Public–Private Collaboration: The Key to Scale

The Ananse Centre for Design is a product of collaboration between the private sector, development partners, and government; an approach Mensah calls “essential for systemic change.”

“The problems we’re solving are too big for one company,” he explained. “Many creatives are stuck in a vicious cycle; lack of funding leads to poor quality, poor quality limits sales, and limited sales mean no growth. Breaking that cycle requires partnerships and institutional support.”

The Mastercard Foundation’s Young Africa Works strategy aligns perfectly with this vision. “Our partnership with Ananse reflects our commitment to youth opportunity and inclusive growth,” said the Country Director of Mastercard Foundation Nigeria, Rosy Fynn, at the centre’s launch.

The Federal Ministry of Art, Culture, and Creative Economy, led by Hon. Hannatu Musa Musawa, also signed a five-year memorandum of understanding to replicate the model nationwide. “By investing in skills, facilities, and global visibility for our designers, we’re creating jobs and ensuring Nigerian creativity is recognised on the world stage,” Musawa said.

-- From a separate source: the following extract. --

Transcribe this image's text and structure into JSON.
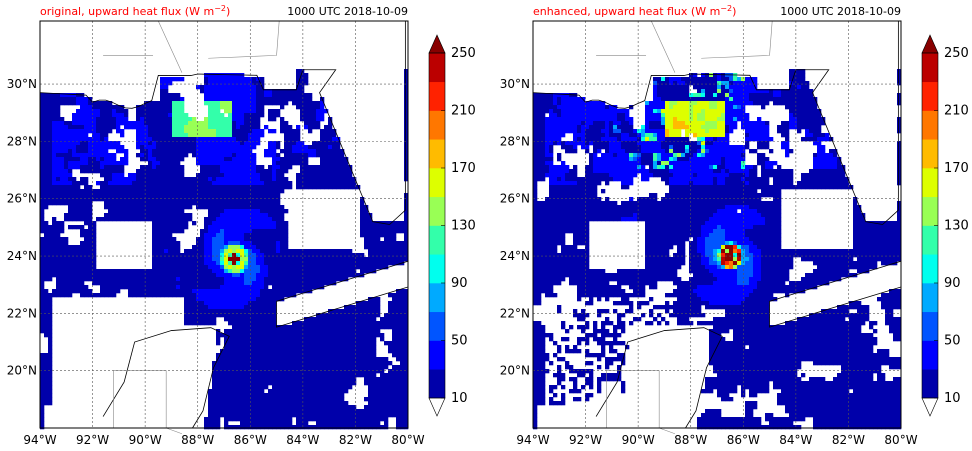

In a world where fast fashion dominates, the Ananse model emphasises sustainability and small-scale production. Designers can use shared facilities to produce between 10 and 100 units per style; a scalable, cost-effective model that encourages quality and reduces waste.

This approach aligns with global sustainability trends, giving African designers a competitive advantage in eco-conscious markets. “We’re teaching responsible sourcing, dyeing, and material use,” Mensah noted. “Sustainability isn’t just about the environment; it’s about building a business that can last.”

The centre’s potential impact goes far beyond fashion. By formalising skills, improving product standards, and linking creatives to global markets, it could catalyse a new wave of small and medium-sized enterprises (SMEs) across Africa.

Impact modelling projects that the Ananse ecosystem could create tens of thousands of direct and indirect jobs, boost exports, and enhance foreign exchange earnings. Already, collaborations with logistics giant DHL and Ecobank are streamlining cross-border shipping and payments for designers.

Changing the Narrative

Perhaps the most profound impact of the Ananse Centre lies in shifting perceptions. For decades, African creativity has been celebrated but undervalued. Mensah believes that the narrative is finally changing.

“Africa has always led creatively; our ideas are borrowed globally. What’s been missing is execution and scale. With better infrastructure, mentorship, and partnerships, we can now transform creativity into enterprise and wealth.”

To that end, Ananse is nurturing partnerships with legendary artisans like Nike Davies-Okundaye, blending traditional craft with modern design and ensuring that cultural heritage remains central to the continent’s fashion renaissance.

A Model for the Future

In five years, Mensah envisioned at least ten Ananse Centres across Nigeria, from Lagos to Kano, Port Harcourt, and Abuja; each catalysing innovation and entrepreneurship.

“I want to see thousands of thriving fashion entrepreneurs and African creatives earning in foreign currencies,” he said. “Our goal isn’t just to create jobs, but to create value, to make Africa not just creatively rich, but economically competitive.”

For an industry that has too often struggled to translate inspiration into income, the Ananse Centre for Design represents a new kind of infrastructure, one built not just of bricks and machines, but of belief; belief that African fashion can be world-class, belief that creativity can be profitable, and belief that when technology meets tradition, Africa’s design future will not just be bright; it will be unstoppable.